All’alba del secondo giorno la cordata ha affrontato la sezione più estetica della linea, collegando una serie continua di fessure oblique verso sinistra fino a raggiungere la cresta sommitale della Nordend.
Tempesta in vetta
Una volta raggiunta la cresta, la salita si è trasformata nuovamente in una classica salita alpinistica. Le fotografie storiche studiate da Manners mostravano una cresta completamente innevata nel 1933. Oggi molte sezioni sono diventate rocciose, mentre altre conservano il caratteristico filo di neve sospeso sopra enormi pareti.
Le due alpiniste hanno seguito la linea classica fino alla vetta, scegliendo di non modificare quella che considerano la conclusione più elegante della montagna. Proprio durante gli ultimi metri è però arrivato il peggioramento della meteo.
Una tempesta improvvisa ha portato neve fresca, vento e condizioni di whiteout, rendendo particolarmente delicata la discesa lungo la via normale. Con la visibilità quasi nulla e i crepacci nascosti dalla neve recente, Manners e Badoual sono finite più volte all’interno di ponti nevosi collassati, riuscendo comunque a uscire dalle situazioni più critiche grazie al lavoro di squadra. Solo dopo molte ore hanno raggiunto il rifugio, ormai al buio.
Una via per la Nordend del XXI secolo
Secondo le due alpiniste, Neue Ära non è una semplice variante delle linee esistenti. Pur condividendo la cresta finale con gli itinerari storici, la nuova via nasce dalla constatazione che le condizioni che permisero le ascensioni del 1933 e del 1976 non esistono più. Il ritiro glaciale e la trasformazione della parete hanno modificato radicalmente il terreno di gioco.

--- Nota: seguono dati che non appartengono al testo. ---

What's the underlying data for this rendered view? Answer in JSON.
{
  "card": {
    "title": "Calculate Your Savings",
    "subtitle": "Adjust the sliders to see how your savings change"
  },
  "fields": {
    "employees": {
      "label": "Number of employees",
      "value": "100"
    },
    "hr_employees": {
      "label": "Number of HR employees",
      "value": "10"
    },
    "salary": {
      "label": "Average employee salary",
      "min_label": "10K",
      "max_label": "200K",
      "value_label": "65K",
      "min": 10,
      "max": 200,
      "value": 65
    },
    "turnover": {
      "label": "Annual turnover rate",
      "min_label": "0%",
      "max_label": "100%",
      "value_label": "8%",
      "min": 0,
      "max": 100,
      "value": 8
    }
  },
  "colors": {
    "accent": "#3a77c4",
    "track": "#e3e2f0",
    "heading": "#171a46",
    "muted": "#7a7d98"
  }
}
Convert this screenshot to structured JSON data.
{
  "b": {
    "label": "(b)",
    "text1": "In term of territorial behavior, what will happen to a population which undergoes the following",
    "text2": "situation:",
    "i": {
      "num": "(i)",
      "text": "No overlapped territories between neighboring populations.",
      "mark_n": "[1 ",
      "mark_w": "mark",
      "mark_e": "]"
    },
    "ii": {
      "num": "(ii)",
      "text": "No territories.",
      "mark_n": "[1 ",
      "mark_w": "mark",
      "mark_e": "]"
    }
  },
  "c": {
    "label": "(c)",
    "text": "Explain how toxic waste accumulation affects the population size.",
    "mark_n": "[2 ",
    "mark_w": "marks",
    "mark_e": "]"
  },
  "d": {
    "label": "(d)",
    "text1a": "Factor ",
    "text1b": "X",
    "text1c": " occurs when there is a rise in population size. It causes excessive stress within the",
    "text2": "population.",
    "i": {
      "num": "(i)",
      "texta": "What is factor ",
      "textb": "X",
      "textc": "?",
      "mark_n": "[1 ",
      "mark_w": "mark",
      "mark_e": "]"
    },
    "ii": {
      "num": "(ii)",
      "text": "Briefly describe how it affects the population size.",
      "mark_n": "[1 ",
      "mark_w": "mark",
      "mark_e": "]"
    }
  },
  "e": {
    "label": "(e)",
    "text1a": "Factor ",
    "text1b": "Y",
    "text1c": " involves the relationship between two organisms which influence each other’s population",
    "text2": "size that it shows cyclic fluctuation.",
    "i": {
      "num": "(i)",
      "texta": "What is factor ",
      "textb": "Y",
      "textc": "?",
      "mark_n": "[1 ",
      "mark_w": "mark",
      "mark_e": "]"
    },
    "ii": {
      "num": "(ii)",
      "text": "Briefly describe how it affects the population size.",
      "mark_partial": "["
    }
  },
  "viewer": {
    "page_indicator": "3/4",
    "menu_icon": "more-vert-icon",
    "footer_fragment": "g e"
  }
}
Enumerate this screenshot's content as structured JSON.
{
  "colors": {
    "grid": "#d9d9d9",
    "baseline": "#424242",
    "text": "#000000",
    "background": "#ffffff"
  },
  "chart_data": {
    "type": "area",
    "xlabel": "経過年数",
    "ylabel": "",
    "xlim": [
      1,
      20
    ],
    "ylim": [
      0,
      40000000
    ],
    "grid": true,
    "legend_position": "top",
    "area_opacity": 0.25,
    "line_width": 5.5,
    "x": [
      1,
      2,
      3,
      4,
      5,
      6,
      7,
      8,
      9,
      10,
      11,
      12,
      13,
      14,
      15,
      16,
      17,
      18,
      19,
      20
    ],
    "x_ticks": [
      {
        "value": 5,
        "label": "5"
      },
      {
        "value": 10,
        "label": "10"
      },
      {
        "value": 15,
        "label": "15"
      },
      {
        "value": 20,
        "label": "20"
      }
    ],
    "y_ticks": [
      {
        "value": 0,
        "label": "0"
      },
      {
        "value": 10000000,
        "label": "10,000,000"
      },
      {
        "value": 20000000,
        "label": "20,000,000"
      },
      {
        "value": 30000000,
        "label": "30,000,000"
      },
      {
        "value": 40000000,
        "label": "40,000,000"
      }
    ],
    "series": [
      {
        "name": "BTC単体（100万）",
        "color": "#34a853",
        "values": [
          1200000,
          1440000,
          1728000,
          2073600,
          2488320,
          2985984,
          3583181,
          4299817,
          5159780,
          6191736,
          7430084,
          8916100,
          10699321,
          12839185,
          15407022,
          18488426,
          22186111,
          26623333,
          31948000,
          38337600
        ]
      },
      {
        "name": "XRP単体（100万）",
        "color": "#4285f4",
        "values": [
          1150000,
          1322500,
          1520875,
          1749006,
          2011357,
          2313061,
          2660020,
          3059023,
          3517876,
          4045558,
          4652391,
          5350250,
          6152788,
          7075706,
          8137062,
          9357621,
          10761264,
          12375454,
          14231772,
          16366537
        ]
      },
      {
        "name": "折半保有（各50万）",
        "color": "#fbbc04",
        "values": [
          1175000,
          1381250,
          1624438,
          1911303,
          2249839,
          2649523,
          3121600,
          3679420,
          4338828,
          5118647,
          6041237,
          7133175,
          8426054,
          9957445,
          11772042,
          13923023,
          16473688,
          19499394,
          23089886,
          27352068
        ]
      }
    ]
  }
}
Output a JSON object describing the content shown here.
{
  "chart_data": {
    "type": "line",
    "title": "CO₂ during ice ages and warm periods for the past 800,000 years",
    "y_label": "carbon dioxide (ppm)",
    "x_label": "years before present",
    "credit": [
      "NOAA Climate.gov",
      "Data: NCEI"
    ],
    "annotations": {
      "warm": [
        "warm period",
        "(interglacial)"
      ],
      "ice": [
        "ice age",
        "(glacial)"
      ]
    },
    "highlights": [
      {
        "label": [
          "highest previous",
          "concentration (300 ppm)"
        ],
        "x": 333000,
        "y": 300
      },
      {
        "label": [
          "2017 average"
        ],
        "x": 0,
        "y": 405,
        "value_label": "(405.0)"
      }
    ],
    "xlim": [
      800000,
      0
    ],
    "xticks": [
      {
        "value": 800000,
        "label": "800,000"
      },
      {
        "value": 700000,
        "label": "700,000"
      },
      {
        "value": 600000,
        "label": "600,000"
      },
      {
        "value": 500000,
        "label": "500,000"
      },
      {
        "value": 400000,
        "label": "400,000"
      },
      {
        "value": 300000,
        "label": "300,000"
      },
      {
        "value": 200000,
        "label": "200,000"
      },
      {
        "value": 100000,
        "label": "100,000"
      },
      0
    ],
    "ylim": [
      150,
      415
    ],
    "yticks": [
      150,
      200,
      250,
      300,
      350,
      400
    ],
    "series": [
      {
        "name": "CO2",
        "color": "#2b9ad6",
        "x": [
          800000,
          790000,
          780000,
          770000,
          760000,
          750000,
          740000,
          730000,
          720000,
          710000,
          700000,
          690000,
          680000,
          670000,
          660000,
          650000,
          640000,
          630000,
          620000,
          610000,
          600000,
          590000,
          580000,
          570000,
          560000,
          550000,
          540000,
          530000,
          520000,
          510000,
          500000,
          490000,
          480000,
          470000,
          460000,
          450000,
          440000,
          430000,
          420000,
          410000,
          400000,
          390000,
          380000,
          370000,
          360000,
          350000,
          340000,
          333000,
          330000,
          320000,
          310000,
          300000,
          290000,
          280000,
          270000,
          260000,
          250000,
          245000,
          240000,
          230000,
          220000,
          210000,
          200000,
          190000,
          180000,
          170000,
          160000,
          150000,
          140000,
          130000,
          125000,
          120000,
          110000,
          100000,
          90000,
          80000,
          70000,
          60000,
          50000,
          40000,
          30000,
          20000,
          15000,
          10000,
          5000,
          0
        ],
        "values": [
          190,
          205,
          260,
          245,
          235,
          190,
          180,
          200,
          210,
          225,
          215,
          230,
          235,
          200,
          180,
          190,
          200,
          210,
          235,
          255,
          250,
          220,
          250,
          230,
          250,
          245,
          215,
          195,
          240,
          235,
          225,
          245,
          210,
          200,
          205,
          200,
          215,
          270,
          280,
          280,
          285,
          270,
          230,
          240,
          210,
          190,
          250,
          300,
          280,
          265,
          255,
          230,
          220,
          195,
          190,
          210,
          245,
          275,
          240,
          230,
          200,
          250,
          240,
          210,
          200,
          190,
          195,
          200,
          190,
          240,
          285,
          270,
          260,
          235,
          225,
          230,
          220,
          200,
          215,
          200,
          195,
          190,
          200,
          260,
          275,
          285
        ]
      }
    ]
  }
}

Per questo Manners considera la sua linea una sorta di “sostituzione moderna” delle vecchie vie: un itinerario che interpreta la Nordend per quello che è oggi, non per quello che era quasi un secolo fa. Con una punta di ironia, le due alpiniste hanno anche espresso un desiderio: dopo una lunga tradizione di prime ascensioni firmate da uomini sulle Alpi, sperano che la prima ripetizione di Neue Ära venga realizzata da una cordata tutta maschile.
Al di là della battuta, il loro auspicio è che la via diventi una classica moderna del Monte Rosa: una linea logica, elegante e coerente con l’evoluzione di una montagna che continua a cambiare sotto gli occhi degli alpinisti.